Disabled people are under siege from the very system that should be supporting us.

The DWP are stealing dreams and hopes and futures.

My thoughts on disability benefits…

I’d like to start by saying I am incredibly grateful that I live in a country which does offer welfare benefits for those of us who are ill, disabled, of retirement age and so on.

However.

You must fight a system based on fear, on penalties and on paranoia.

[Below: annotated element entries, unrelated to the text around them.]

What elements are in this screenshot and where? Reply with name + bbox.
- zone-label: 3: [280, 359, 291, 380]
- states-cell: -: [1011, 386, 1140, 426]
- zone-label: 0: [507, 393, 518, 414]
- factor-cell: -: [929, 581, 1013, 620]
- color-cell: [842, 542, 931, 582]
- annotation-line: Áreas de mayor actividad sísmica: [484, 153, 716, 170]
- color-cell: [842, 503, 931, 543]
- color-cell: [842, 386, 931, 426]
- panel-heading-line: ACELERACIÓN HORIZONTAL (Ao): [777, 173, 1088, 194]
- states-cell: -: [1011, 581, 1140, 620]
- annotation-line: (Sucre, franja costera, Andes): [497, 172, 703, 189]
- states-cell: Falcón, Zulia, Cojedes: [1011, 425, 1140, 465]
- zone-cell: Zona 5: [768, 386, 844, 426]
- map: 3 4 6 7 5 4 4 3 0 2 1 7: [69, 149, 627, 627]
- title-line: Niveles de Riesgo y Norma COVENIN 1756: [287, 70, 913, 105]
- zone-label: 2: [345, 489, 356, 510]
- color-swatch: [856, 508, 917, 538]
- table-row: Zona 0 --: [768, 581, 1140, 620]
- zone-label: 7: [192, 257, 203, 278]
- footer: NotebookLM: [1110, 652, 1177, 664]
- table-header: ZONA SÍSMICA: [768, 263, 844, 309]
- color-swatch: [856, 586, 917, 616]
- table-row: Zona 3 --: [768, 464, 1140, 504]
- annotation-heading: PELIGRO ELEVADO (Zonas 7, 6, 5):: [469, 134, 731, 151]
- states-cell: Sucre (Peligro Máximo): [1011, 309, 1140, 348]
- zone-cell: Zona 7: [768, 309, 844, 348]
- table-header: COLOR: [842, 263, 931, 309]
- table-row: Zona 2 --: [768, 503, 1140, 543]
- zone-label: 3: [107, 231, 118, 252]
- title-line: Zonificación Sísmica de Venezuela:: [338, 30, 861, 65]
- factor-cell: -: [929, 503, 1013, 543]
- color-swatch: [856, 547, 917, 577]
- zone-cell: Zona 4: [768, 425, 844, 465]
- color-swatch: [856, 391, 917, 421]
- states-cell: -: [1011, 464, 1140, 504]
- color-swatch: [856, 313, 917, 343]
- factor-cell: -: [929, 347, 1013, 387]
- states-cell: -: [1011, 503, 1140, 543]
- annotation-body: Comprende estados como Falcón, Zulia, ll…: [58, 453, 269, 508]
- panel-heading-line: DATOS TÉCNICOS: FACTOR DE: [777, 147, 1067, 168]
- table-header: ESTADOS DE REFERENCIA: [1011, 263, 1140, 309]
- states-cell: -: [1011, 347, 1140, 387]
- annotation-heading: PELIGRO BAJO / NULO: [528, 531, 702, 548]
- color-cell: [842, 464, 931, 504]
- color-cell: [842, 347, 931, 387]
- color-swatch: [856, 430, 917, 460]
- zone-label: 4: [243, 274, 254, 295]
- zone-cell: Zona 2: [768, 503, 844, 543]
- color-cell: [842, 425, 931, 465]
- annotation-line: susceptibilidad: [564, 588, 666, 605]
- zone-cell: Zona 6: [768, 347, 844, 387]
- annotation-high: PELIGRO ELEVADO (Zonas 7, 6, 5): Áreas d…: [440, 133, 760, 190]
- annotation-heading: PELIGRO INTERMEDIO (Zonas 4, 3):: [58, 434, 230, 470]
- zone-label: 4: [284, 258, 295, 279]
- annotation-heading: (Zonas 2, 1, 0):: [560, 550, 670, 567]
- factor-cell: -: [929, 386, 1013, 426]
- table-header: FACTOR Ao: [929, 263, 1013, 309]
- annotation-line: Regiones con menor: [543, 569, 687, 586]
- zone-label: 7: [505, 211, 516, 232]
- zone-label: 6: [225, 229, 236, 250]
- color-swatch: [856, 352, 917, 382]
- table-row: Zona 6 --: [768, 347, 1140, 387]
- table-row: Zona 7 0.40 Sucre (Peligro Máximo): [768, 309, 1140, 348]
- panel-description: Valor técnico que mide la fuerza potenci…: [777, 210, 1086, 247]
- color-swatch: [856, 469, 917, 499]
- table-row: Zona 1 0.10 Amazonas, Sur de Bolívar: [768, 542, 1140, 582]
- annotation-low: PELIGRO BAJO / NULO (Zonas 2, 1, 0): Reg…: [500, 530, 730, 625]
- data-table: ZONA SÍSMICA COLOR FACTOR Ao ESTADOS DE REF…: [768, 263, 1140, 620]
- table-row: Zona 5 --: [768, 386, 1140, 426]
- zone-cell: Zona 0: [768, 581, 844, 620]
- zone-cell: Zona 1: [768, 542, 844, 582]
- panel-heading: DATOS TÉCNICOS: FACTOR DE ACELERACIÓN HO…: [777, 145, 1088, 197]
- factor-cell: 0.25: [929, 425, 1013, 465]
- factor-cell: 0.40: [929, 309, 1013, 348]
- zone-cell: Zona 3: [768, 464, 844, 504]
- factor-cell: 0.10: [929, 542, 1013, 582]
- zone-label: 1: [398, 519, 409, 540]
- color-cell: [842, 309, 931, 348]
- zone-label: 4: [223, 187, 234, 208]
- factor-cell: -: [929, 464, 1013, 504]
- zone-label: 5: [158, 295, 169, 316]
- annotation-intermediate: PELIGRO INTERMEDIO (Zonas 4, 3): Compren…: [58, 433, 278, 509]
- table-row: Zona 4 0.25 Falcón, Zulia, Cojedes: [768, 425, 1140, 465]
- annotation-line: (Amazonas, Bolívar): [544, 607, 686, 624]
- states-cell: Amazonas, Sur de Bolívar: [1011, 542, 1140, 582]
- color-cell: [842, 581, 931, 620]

You must face a system where the starting point seems to be that you are guilty of fraud until you prove otherwise.

You must battle a system which seems to be designed to reduce claimants as much as possible.

You must meet a rigid timetable set by the benefits system but don’t expect them to do the same.

You must repeat yourself over and over again to different people, on different forms and don’t you dare forget to say something because that could make or break your claim.

You must provide full and detailed information, you must alert them to any changes and yet, in return, you do not get a transparent system.

You must deal with staff whose sole purpose seems to be to misunderstand you, to invalidate you, you minimise or erase your health issues and to treat you like a liar.

Don’t be foolish enough to have co-existing illnesses or disabilities.  Don’t be foolish enough to have a complex multisystemic disorder that affects you in multiple ways.  Don’t be foolish enough to have a fluctuating or unpredictable condition.  They will intentionally fail to understand.

Expect to be treated disrespectfully.  Expect to be taken to task on every little thing you do.  Expect your words to be manipulated.  Expect to argue about pedantics.

Prepare for paranoia.  Prepare to be scrutinised.  Prepare to feel judged and worthless.  Prepare for your mental health to suffer, even if you had no mental ill health previously.  Prepare to feel like you’re banging your head against a brick wall.  Prepare for a system which is devoid of common sense and compassion.  Prepare for your assessment to state that you are absolutely fine.  Prepare for an appeal to declare otherwise.  Prepare for the stress that this long, drawn out process involves.  Prepare to feel guilty on good days.  Prepare to feel paranoid if leave your home.

Do not expect to be treated humanely.  Do not expect to be treated as a human.